The reaction was swift. Irish America is especially proud of the Irish peace process. They first involved President Clinton, who was indispensable to the process at its key moments as was his envoy George Mitchell.
There were three legs to the success of the process, the US, the Hume/Adams axis and the Irish and British governments.
Time has moved on and many of the arbiters of that process – Clinton, Albert Reynolds, David Trimble, Bertie Ahern, John Hume, Tony Blair, and John Major – have moved on, but Adams still remains a key lynchpin.
The unknown consequences of the arrest were what scared figures such as Congressmen Peter King, Joe Crowley, Richie Neal and others.
Statements they made ensured the American voice was heard loud and clear in the debate while massive coverage in the media ensured that Northern Irish authorities were fully aware of the American interest.
The facts are that you could arrest many of the major political figures of a certain age in Sinn Fein or the DUP, given that they were involved in the conflict in whatever way before they became involved in the peace process.
Peter Robinson and Ian Paisley for instance took part in the creation of the Loyalist Third Force, a paramilitary movement set up after the Anglo Irish Agreement was signed and Robinson was filmed in paramilitary regalia.

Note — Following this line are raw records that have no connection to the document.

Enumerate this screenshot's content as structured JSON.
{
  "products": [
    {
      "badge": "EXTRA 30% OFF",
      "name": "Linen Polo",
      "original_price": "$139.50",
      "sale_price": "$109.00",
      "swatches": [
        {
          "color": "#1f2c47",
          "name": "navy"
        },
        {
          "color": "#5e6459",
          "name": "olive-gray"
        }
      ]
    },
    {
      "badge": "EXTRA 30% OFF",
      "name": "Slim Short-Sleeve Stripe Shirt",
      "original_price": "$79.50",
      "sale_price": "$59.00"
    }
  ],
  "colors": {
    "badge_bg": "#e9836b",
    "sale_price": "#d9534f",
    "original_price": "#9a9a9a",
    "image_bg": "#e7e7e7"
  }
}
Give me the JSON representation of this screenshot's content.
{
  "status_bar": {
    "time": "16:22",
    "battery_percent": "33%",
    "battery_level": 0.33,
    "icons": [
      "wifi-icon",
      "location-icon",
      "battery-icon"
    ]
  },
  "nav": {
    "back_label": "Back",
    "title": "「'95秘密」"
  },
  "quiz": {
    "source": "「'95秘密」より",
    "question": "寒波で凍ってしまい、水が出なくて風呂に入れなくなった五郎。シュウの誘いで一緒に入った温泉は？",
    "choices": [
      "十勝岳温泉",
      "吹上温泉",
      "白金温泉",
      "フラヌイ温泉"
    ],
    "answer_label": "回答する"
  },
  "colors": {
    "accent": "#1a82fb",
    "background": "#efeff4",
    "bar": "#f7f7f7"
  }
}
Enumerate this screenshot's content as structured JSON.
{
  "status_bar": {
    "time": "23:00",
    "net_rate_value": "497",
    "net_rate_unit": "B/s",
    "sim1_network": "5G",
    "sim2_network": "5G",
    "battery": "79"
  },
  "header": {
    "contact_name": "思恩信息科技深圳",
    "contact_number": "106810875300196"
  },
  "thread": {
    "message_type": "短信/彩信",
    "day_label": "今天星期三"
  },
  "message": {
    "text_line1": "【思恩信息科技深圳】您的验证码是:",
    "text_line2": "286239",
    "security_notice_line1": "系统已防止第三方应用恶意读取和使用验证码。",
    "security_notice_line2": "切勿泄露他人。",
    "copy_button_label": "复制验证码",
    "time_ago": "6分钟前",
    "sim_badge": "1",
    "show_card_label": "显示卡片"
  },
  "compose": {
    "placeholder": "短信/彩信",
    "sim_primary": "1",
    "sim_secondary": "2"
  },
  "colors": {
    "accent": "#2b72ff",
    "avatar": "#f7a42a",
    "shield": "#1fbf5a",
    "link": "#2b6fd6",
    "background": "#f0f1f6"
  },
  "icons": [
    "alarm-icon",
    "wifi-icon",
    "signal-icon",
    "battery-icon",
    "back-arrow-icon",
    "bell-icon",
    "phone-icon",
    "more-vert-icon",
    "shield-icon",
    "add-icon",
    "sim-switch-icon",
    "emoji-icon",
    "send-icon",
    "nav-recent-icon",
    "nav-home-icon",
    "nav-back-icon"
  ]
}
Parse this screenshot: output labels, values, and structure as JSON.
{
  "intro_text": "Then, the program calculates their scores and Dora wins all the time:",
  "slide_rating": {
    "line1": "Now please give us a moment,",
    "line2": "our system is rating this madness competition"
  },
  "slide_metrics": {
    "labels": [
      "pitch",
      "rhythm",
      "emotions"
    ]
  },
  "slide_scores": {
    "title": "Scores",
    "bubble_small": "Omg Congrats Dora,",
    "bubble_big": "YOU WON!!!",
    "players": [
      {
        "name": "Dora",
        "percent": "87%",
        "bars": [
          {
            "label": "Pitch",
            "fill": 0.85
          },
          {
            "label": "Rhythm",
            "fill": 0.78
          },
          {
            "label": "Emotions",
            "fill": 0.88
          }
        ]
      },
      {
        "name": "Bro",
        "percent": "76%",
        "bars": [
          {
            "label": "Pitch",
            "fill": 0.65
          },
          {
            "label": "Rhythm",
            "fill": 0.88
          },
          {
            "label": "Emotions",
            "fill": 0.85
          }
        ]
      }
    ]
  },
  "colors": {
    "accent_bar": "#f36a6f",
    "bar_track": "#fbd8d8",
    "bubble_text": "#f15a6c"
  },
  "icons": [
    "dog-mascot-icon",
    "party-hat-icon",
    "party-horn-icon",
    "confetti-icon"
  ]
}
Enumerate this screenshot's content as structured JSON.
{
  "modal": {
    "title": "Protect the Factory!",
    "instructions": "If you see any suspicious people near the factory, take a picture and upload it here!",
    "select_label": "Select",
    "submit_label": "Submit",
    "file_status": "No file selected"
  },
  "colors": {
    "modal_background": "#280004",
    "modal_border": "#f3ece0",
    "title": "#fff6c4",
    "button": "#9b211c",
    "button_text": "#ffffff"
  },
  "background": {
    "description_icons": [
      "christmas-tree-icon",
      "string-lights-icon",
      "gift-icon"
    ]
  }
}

David Trimble also had paramilitary ties and still won the Nobel Prize.
So why go down a very dangerous path and who benefitted from such an approach?
Cui Bono as the Latin scholars say.
The fact that the issue of victim’s rights has not been dealt with is not Sinn Fein’s problem. They were ready to sign up to the agreement put forward by US envoy Richard Haass last December, but it was the unionists' leaders who balked.
Now, tragically, the McConville’s grief and suffering is judged against the worthiness of other victims of the Troubles as they all fight for just recognition of their grief and pain.
If there is one good outcome that can come of this shambolic attempt to nail Adams, it is a properly constituted victims tribunal that can adjudicate claims on a continuing and non-partisan basis.
But somehow I am not holding my breath.